L’encre a livré le résultat désiré. Gravées en un seul passage, les pistes présentaient une structure et une conductibilité plus régulière, indépendamment des différences de structure du bois et de l’essence. «Grâce à l’encre, la transformation du bois en graphite se produit si rapidement que le bois est moins endommagé et qu’il n’y a pas de risque d’incendie», explique le chercheur. En outre, le bois est bien moins entaméablaté – la profondeur des pistes n’est que de quelques micromètres, ce qui permet de les graver sur des lamelles plus fines sans l’endommager.
Bois lumineux pour displays
L’équipe a produit des dispositifs électroniques à partir de placages en épicéa, en cerisier et en hêtre de moins d’un demi-millimètre.
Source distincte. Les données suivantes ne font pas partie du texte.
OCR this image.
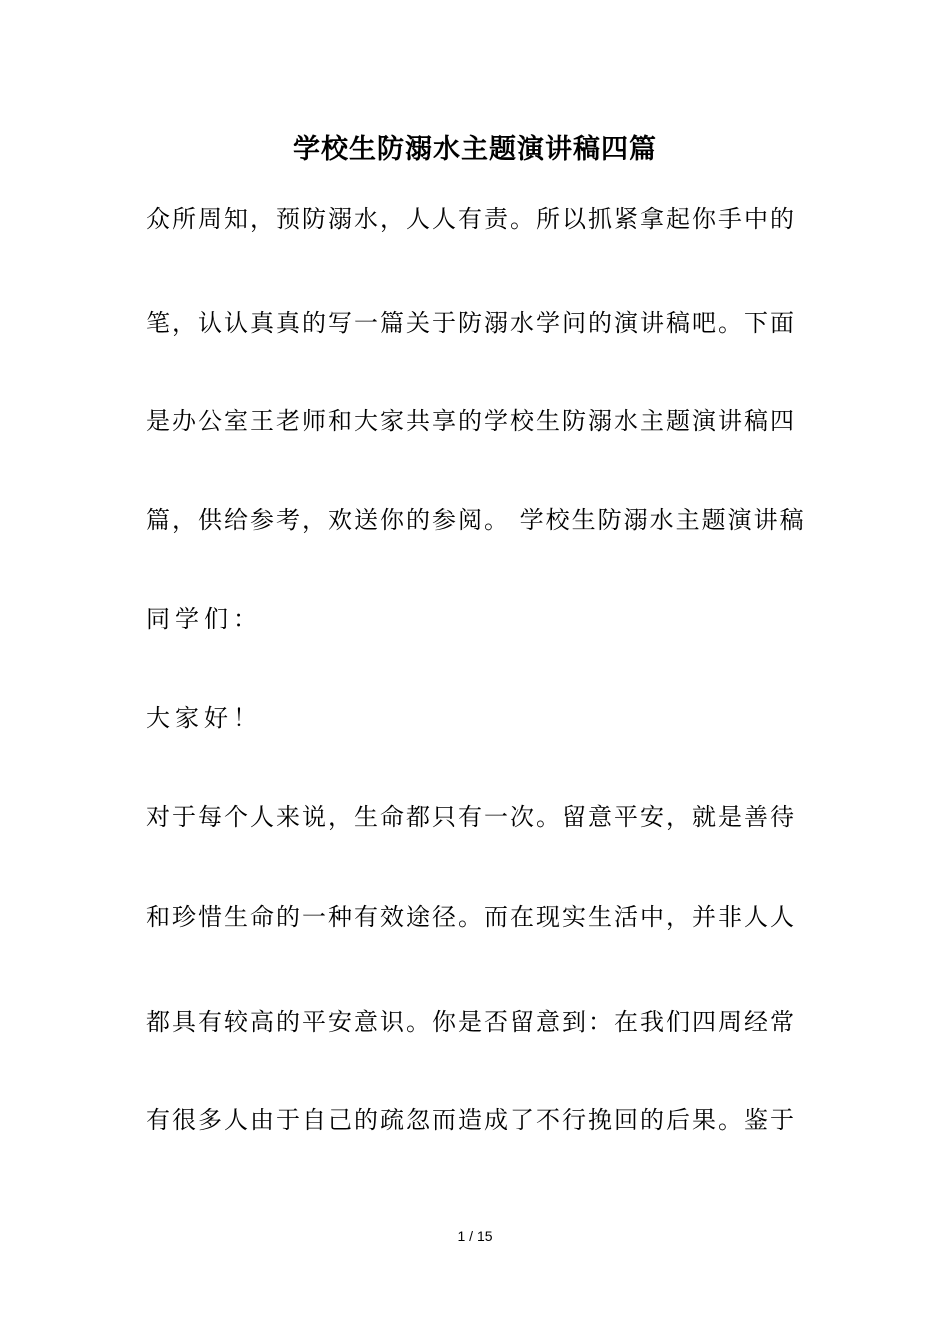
学校生防溺水主题演讲稿四篇
众所周知，预防溺水，人人有责。所以抓紧拿起你手中的
笔，认认真真的写一篇关于防溺水学问的演讲稿吧。下面
是办公室王老师和大家共享的学校生防溺水主题演讲稿四
篇，供给参考，欢送你的参阅。 学校生防溺水主题演讲稿
同学们：
大家好！
对于每个人来说，生命都只有一次。留意平安，就是善待
和珍惜生命的一种有效途径。而在现实生活中，并非人人
都具有较高的平安意识。你是否留意到：在我们四周经常
有很多人由于自己的疏忽而造成了不行挽回的后果。鉴于
1 / 15
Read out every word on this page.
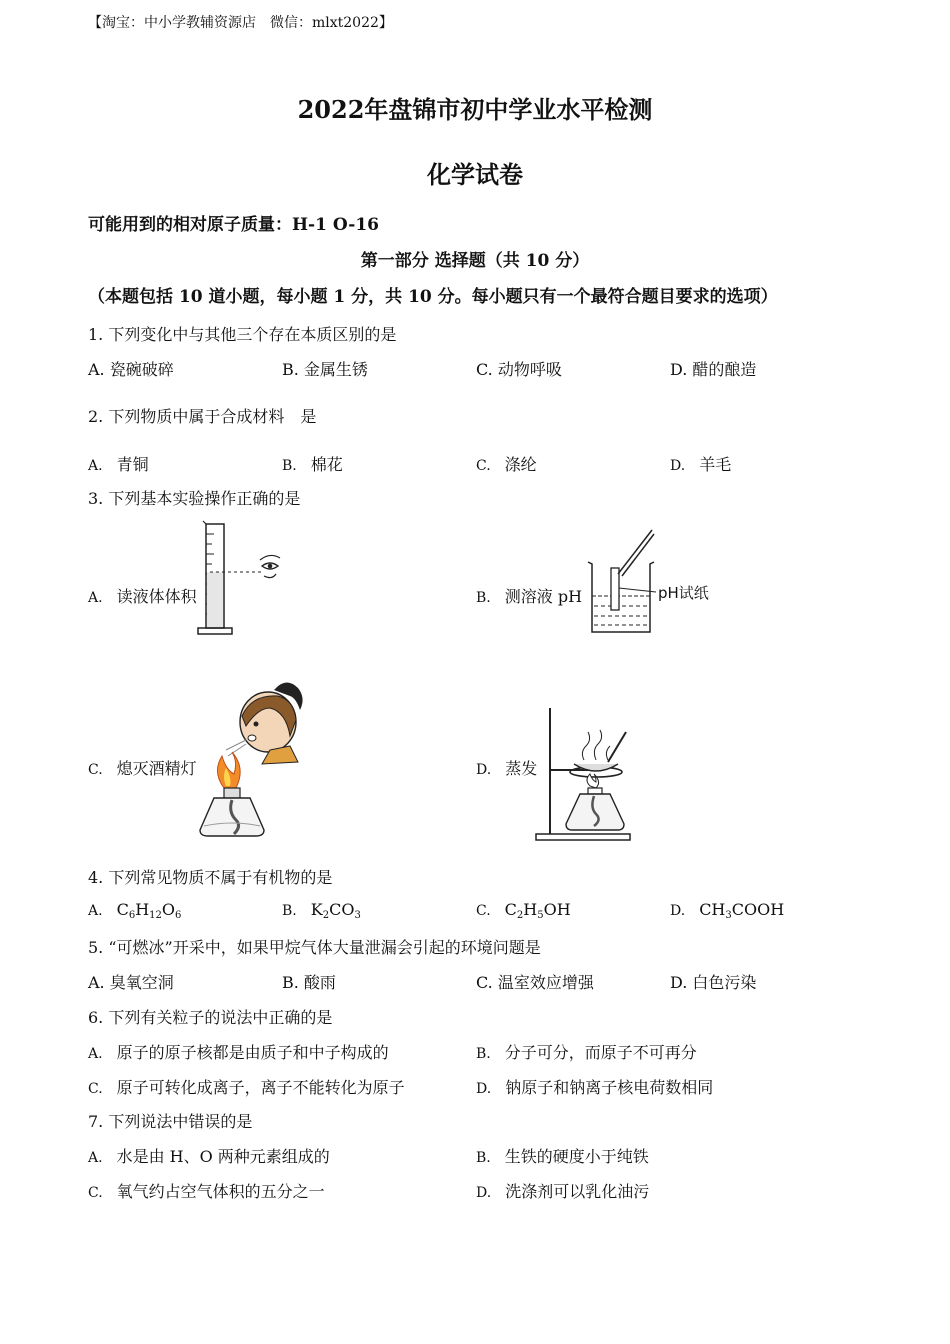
【淘宝：中小学教辅资源店　微信：mlxt2022】
2022年盘锦市初中学业水平检测
化学试卷
可能用到的相对原子质量：H-1 O-16
第一部分 选择题（共 10 分）
（本题包括 10 道小题，每小题 1 分，共 10 分。每小题只有一个最符合题目要求的选项）
1. 下列变化中与其他三个存在本质区别的是
A. 瓷碗破碎	B. 金属生锈	C. 动物呼吸	D. 醋的酿造
2. 下列物质中属于合成材料　是
A. 青铜	B. 棉花	C. 涤纶	D. 羊毛
3. 下列基本实验操作正确的是
A. 读液体体积	B. 测溶液 pH
C. 熄灭酒精灯	D. 蒸发
pH试纸
4. 下列常见物质不属于有机物的是
A. $C_6H_{12}O_6$	B. $K_2CO_3$	C. $C_2H_5OH$	D. $CH_3COOH$
5. “可燃冰”开采中，如果甲烷气体大量泄漏会引起的环境问题是
A. 臭氧空洞	B. 酸雨	C. 温室效应增强	D. 白色污染
6. 下列有关粒子的说法中正确的是
A. 原子的原子核都是由质子和中子构成的	B. 分子可分，而原子不可再分
C. 原子可转化成离子，离子不能转化为原子	D. 钠原子和钠离子核电荷数相同
7. 下列说法中错误的是
A. 水是由 H、O 两种元素组成的	B. 生铁的硬度小于纯铁
C. 氧气约占空气体积的五分之一	D. 洗涤剂可以乳化油污
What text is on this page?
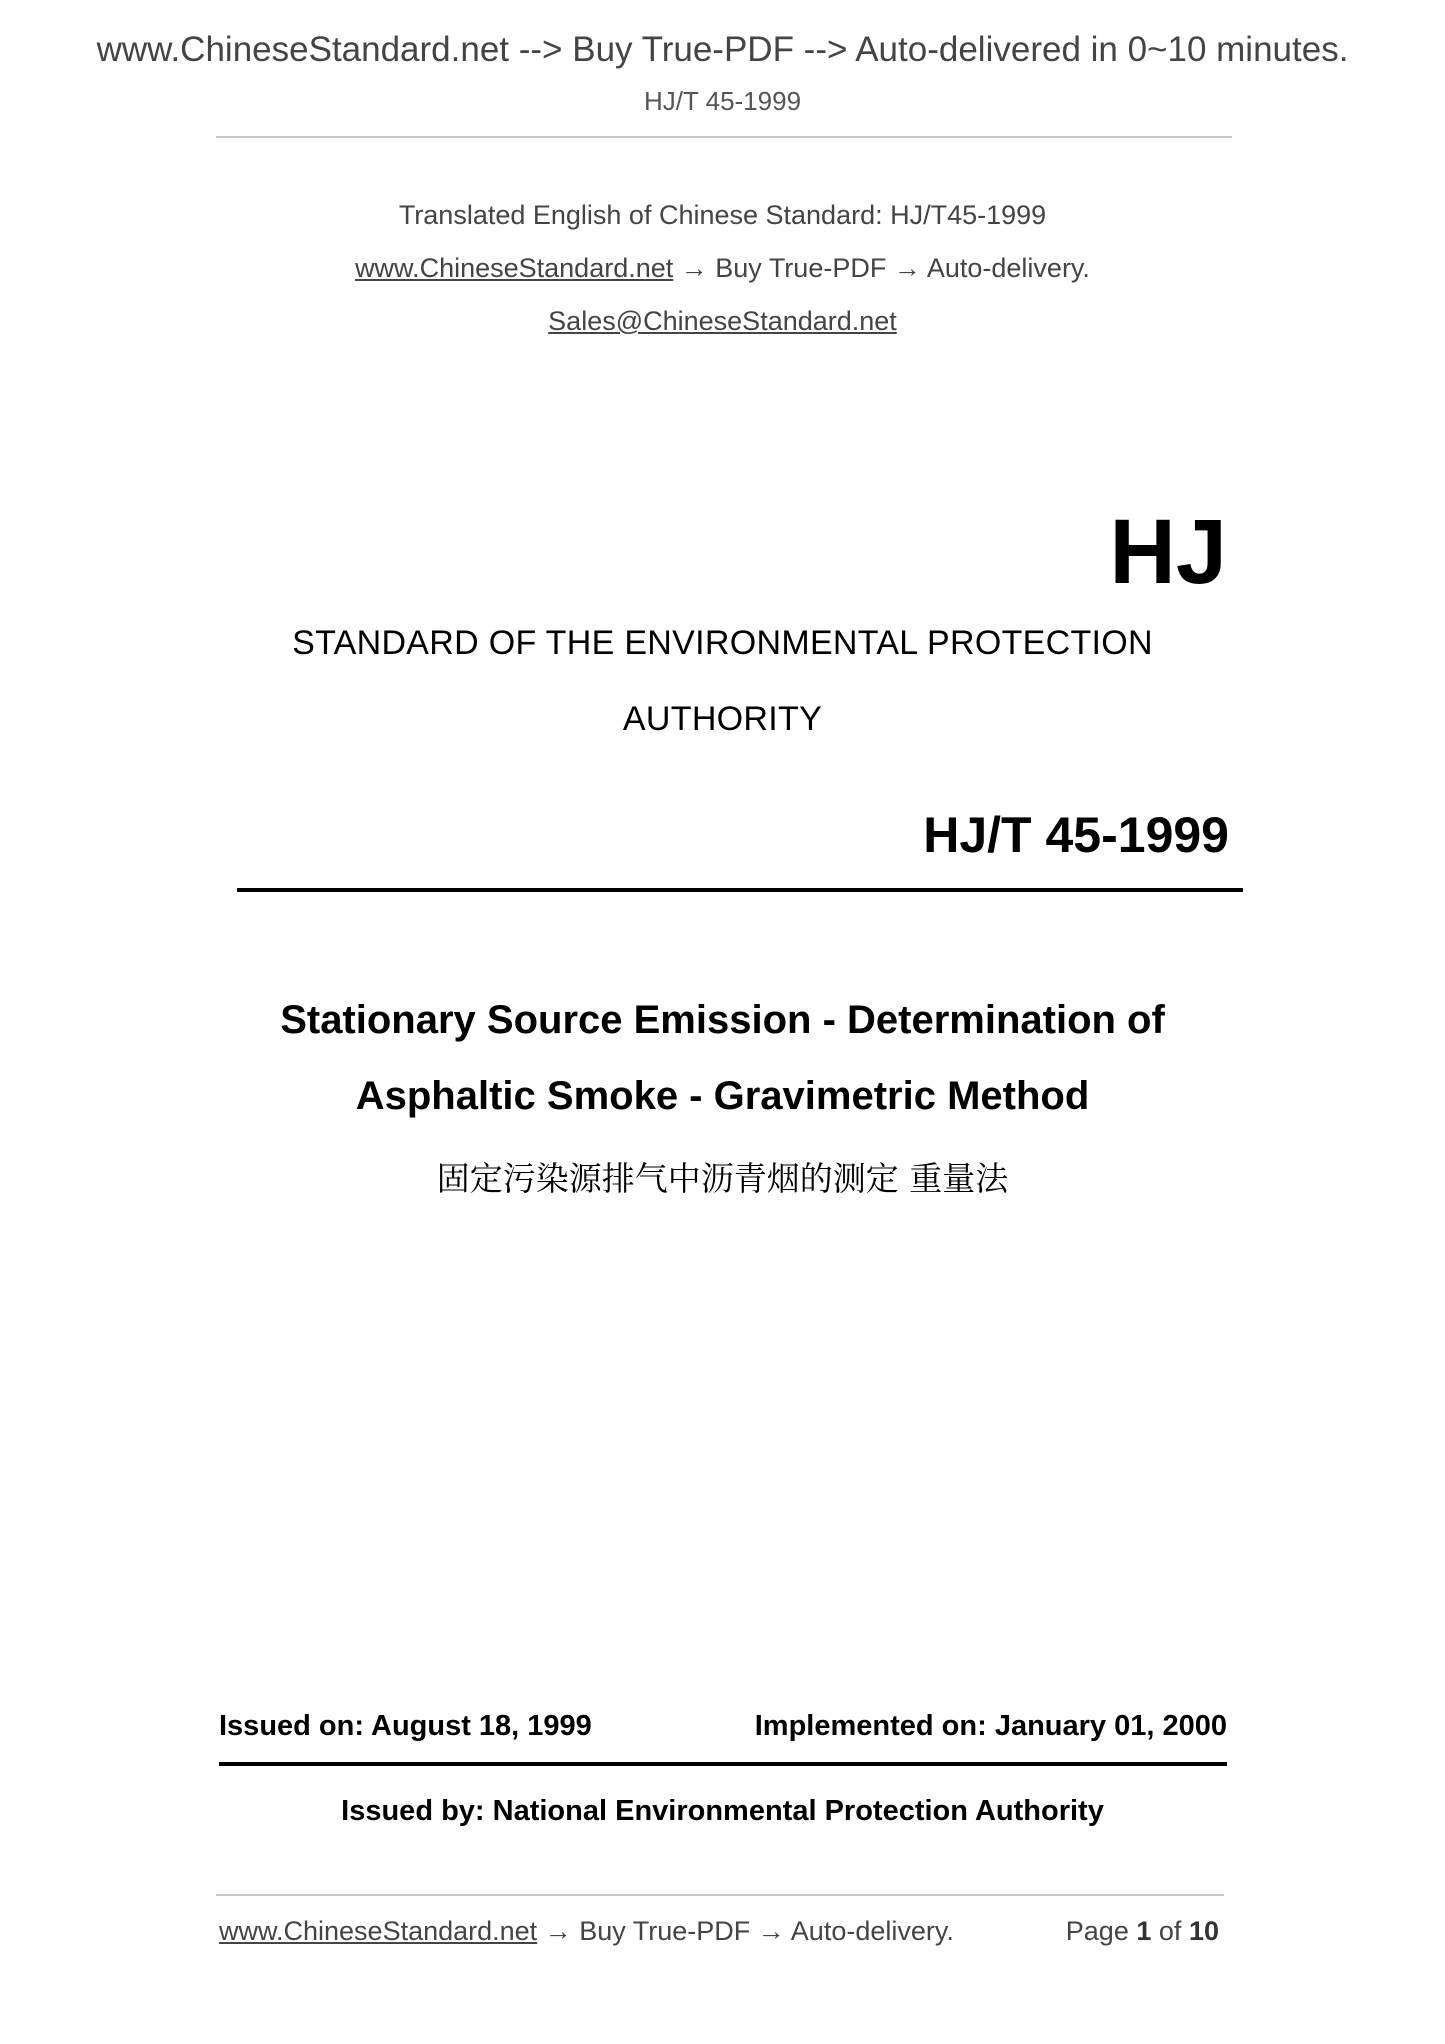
www.ChineseStandard.net --> Buy True-PDF --> Auto-delivered in 0~10 minutes.
HJ/T 45-1999
Translated English of Chinese Standard: HJ/T45-1999
www.ChineseStandard.net → Buy True-PDF → Auto-delivery.
Sales@ChineseStandard.net
HJ
STANDARD OF THE ENVIRONMENTAL PROTECTION
AUTHORITY
HJ/T 45-1999
Stationary Source Emission - Determination of
Asphaltic Smoke - Gravimetric Method
固定污染源排气中沥青烟的测定 重量法
Issued on: August 18, 1999	Implemented on: January 01, 2000
Issued by: National Environmental Protection Authority
www.ChineseStandard.net → Buy True-PDF → Auto-delivery.	Page 1 of 10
Selon C. Dreimol, des capteurs de déformation flexibles pourraient être intégrés de manière à être presque invisibles pour la surveillance d’éléments porteurs en bois. Les scientifiques ont également pu rendre lumineuses des lamelles de bois extrêmement fines grâce à une couche électroluminescente. Malgré le grain du placage, l’éclairage produit était homogène. Cette approche pourrait être utilisée pour le rétroéclairage de displays ou encore pour des panneaux d’affichage publicitaire ou de contrôle. Pour l’alimentation par batterie et la commande, les scientifiques ont utilisé des câbles et des composants électroniques traditionnels. Ces derniers pourraient toutefois à l’avenir aussi être remplacés par du bois conducteur.
Les scientifiques veulent désormais affiner et développer la méthode en vue de son utilisation à grande échelle: «Être parvenu à traiter des surfaces relativement grandes en un temps raisonnable constitue un premier pas vers l’industrialisation des dispositifs électroniques en bois», relève Christopher Dreimol.